Nathalie Grenier appartient à la famille des peintres-graveurs classiques contemporains.Elle navigue ainsi d’une technique à l’autre au gré de ses recherches. Elle envisage son support, qu’il soit toile, papier ou cuivre, comme l’espace d’une Révélation. La scène sur laquelle se déploie le Mystère de la Vie.

Car il y a de la mystique dans l’art de Nathalie Grenier, dans ce souffle qui agite ses compositions, comme maintenues dans un équilibre fragile entre la rigueur calligraphique du trait et la flamboyance de ses harmonies de couleurs.

On retrouvera aussi dans ses œuvres et dans ses gestes, certains des aspects spirituels de la peinture méditative chinoise. Ce même intérêt pour la puissance évocatrice d’un paysage reconstruit mentalement. La même vertu cathartique du geste.

Car la Nature et le réel ne sont pour elle qu’un prétexte, tout au plus le cadre fertile dans lequel peuvent se déployer l’émotion et la fugacité de ses visions extatiques.
Nathalie Grenier ne s’attache pas à dépeindre la réalité des apparences.
Seule lui importe l’essence élémentaire du réel, cette dimension qui échappe au passage du temps et à la trivialité de l’expérience.
 

Les œuvres créées pour l’exposition Le Divin (é)Moi ne dérogent pas à cette règle.
Elles mettent plus que jamais en évidence ces trois composantes essentielles de son travail que sont le vide, le mouvement et le temps.

Le vide tout d’abord, se perçoit tout particulièrement dans ses eaux-fortes.
Là, l’espace de la feuille semble transpercé par l’irruption soudaine d’une silhouette ondulante tandis qu’une autre s’apprête à sortir du cadre. Avant de ressurgir dans une autre composition. Entre ces figures nues, nimbées d’une sensualité originelle, règne le vide. L’espace laissé vierge, presque impudique, nous laisse avec l’impression étrange d’un regardeur ayant surpris ce qui ne devait être vu.


Balancement, 3/20, 2012. Eau forte. Tirage particulier avec projection d’aquarelle. Papier : 25x33cm. Courtesy l’artiste.


Ainsi conçu comme une émanation de l’intime, le vide laisse le champ libre au déploiement de la pensée et à la méditation. Avant d’être à nouveau investi par la couleur. Sous la forme de taches projetées, aux éclats métalliques et irisés, la couleur finit d’imprimer sa singularité à chaque estampe...Mais le vide figure ici avant tout l’espace du surgissement, celui du Merveilleux. Tel une invocation, il constitue un appel lancé à l’Inconnu, à une manifestation possible du Divin.
Pourtant dans toutes ses œuvres ne transparaît aucune intention de représenter le Divin, si ce n’est en creux.
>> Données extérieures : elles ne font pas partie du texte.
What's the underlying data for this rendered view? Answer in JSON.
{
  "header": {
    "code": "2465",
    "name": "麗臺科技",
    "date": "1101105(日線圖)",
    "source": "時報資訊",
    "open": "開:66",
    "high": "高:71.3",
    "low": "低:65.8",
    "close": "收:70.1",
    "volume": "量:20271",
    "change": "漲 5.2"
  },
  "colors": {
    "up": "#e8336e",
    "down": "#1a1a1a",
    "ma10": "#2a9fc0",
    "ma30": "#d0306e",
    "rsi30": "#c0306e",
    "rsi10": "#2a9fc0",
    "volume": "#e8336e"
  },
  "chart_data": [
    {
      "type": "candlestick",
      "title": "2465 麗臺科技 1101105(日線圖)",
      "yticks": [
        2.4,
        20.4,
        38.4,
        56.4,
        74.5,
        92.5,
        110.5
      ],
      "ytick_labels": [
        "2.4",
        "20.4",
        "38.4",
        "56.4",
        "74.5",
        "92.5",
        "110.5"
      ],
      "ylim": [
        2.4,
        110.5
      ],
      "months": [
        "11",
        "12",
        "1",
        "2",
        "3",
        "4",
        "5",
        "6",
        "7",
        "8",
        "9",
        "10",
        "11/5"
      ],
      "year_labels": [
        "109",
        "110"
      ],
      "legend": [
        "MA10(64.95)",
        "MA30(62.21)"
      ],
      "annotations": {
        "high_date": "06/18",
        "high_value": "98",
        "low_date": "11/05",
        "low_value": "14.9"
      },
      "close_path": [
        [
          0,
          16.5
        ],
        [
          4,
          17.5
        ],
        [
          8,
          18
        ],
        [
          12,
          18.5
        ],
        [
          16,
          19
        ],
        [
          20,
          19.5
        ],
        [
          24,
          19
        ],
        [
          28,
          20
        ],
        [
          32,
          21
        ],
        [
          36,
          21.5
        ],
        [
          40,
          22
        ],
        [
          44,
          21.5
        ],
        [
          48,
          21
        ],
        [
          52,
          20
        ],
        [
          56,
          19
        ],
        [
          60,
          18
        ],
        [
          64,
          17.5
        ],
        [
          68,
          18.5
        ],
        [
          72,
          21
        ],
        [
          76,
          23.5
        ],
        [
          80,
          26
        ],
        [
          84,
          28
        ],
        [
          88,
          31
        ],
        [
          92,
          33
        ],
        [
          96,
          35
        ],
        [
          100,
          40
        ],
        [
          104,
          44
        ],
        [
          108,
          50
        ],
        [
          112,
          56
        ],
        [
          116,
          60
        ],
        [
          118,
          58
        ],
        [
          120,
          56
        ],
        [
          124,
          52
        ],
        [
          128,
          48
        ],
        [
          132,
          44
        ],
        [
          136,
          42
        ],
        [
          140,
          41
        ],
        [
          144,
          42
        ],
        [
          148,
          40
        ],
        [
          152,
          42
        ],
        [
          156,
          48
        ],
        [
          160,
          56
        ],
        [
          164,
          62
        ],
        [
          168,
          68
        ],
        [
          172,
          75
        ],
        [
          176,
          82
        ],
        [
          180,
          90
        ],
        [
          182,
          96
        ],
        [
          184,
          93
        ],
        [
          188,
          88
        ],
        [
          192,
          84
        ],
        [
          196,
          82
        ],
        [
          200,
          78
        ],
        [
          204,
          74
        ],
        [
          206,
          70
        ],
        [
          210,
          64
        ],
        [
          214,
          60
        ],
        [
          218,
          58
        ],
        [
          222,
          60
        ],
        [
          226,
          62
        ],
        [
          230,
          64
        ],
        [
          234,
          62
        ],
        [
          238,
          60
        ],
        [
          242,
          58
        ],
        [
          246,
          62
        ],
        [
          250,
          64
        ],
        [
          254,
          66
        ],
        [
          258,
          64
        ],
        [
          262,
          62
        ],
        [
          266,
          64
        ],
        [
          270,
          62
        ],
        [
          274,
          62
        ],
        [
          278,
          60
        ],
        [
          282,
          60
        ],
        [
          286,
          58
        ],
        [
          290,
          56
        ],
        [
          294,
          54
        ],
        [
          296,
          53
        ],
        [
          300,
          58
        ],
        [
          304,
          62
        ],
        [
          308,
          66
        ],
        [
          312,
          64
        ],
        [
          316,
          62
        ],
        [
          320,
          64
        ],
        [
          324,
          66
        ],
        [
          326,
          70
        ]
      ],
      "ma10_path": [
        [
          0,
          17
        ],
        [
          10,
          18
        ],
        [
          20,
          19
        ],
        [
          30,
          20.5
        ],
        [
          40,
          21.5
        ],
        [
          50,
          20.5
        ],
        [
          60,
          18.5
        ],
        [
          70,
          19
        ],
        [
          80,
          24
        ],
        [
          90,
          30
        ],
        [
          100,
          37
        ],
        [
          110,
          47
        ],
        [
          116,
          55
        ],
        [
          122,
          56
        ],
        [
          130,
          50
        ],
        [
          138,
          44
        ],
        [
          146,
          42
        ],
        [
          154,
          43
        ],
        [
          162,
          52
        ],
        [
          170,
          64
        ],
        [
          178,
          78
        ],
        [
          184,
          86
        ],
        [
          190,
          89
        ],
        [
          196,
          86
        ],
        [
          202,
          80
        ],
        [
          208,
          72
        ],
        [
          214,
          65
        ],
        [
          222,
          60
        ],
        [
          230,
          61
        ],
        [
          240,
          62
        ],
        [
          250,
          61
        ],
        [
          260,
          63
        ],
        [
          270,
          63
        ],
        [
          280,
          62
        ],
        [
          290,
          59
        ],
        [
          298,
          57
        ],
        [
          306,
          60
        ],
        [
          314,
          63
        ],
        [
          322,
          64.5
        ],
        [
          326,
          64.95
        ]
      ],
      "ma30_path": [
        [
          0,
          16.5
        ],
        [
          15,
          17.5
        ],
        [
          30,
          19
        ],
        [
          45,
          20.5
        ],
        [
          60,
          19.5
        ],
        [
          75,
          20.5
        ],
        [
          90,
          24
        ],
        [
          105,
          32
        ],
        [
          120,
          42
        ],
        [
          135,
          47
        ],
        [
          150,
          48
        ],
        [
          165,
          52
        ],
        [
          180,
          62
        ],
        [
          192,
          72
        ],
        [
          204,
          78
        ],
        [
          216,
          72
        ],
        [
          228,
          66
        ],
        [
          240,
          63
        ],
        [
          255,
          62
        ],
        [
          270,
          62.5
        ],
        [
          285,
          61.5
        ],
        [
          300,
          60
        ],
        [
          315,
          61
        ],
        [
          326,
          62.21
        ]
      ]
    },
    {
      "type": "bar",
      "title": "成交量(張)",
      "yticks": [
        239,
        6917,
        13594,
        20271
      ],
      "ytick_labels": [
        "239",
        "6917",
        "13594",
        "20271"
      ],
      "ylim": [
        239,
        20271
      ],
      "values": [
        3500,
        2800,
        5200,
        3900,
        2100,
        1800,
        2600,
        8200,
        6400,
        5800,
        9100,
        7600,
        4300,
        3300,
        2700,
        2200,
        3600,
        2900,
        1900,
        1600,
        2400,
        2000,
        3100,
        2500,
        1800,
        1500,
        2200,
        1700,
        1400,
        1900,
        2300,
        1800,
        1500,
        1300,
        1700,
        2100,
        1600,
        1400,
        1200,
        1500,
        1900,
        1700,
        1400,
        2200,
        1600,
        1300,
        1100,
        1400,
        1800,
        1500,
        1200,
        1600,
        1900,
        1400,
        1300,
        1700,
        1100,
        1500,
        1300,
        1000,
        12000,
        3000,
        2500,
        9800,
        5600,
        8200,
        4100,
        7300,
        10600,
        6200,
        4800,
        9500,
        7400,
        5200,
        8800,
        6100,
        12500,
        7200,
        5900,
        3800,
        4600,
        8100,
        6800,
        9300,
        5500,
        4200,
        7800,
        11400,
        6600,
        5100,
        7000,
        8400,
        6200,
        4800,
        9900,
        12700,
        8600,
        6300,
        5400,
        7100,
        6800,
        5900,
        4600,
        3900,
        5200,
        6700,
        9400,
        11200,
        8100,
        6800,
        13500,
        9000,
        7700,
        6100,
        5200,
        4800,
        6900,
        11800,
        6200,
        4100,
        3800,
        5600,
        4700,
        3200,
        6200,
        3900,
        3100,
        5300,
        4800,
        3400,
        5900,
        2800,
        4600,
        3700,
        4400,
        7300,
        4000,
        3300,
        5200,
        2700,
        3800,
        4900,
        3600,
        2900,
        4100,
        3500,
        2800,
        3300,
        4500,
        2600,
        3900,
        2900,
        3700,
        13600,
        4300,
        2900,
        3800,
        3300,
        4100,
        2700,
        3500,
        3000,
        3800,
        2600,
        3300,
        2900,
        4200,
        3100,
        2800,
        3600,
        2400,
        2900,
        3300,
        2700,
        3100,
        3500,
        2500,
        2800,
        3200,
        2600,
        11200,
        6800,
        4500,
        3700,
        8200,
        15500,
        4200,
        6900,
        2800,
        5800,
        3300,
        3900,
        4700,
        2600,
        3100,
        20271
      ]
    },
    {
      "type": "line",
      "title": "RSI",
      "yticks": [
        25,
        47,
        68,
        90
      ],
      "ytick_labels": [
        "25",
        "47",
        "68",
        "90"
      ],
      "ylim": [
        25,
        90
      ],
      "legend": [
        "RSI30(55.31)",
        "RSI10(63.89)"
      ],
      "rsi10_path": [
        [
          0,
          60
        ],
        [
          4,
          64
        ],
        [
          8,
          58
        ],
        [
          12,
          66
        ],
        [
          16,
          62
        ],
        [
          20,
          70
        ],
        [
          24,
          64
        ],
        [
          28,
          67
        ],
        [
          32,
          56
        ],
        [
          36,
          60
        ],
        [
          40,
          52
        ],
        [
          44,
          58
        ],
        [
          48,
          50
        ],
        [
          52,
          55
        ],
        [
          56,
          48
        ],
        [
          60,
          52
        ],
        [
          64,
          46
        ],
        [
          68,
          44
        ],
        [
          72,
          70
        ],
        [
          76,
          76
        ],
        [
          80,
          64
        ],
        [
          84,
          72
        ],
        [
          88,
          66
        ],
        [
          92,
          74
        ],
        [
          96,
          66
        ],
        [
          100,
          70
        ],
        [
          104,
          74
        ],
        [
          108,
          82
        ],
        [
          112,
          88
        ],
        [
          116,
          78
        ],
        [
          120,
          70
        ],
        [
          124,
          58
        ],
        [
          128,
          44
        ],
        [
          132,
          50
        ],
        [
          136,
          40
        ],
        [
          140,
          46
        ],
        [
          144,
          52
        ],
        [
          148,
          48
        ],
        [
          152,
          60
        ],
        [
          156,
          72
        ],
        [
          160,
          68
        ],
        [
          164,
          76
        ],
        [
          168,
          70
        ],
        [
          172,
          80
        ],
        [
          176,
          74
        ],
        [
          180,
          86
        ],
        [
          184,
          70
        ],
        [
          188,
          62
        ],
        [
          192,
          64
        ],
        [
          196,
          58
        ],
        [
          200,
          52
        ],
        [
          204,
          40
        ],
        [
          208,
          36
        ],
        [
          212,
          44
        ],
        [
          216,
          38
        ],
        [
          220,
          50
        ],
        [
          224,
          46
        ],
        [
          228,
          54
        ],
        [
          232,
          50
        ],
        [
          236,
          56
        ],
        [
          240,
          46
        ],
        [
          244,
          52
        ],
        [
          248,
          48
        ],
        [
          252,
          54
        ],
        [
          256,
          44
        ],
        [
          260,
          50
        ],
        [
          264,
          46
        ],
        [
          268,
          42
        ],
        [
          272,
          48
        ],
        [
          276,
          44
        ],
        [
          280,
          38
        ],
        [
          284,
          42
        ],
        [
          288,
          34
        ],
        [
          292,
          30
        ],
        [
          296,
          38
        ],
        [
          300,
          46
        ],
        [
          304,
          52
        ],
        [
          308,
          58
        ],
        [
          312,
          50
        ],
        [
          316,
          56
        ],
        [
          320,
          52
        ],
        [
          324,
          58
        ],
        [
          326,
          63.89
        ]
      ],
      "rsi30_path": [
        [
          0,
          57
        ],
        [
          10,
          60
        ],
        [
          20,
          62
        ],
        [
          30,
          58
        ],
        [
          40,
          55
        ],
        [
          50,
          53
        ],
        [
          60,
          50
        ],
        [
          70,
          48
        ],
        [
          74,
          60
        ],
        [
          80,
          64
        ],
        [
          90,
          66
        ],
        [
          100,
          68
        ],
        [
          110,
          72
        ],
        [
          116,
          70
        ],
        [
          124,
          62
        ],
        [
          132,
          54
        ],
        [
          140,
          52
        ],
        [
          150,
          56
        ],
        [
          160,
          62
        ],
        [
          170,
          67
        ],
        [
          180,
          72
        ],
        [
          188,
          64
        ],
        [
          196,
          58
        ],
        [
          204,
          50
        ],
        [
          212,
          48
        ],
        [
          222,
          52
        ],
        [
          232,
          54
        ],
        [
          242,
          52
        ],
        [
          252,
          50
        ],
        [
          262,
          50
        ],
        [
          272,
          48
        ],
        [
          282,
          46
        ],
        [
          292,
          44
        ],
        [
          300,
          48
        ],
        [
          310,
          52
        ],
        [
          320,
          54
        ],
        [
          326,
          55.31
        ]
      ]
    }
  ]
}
Le mode choisi pour évoquer la transcendance est bien celui de la suggestion. La nature mais aussi les figures humaines qui l’habitent en sont les réceptacles vivants, vibrants, (é)mouvants.

Et si le monde ici dépeint invite à la contemplation, il n’en est pas moins en action, tout entier « dirigé vers », tendu en une quête que disent encore les titres des œuvres : marcheurs, danseurs, mât… 

Vie et mouvement ne font qu’un et cet appétit d’action se lit jusque dans la relation à l’Autre. Amour de la vie, amour des amants, amour de soi. Il est toujours question d’établir du lien et le travail de Nathalie Grenier questionne justement cet « aller vers l’autre » qui conditionne la connaissance de soi et le chemin à parcourir pour y parvenir.

Du cheminement à l’errance, il n’y a qu’un pas, et c’est ici que le temps, pour ne pas dire le tempo, prend tout son sens. Au travers du travail ritualisé de la main et du geste, qui épousent le rythme intérieur et libèrent l’esprit, le temps exerce sur l’artiste-officiante son action thérapeutique.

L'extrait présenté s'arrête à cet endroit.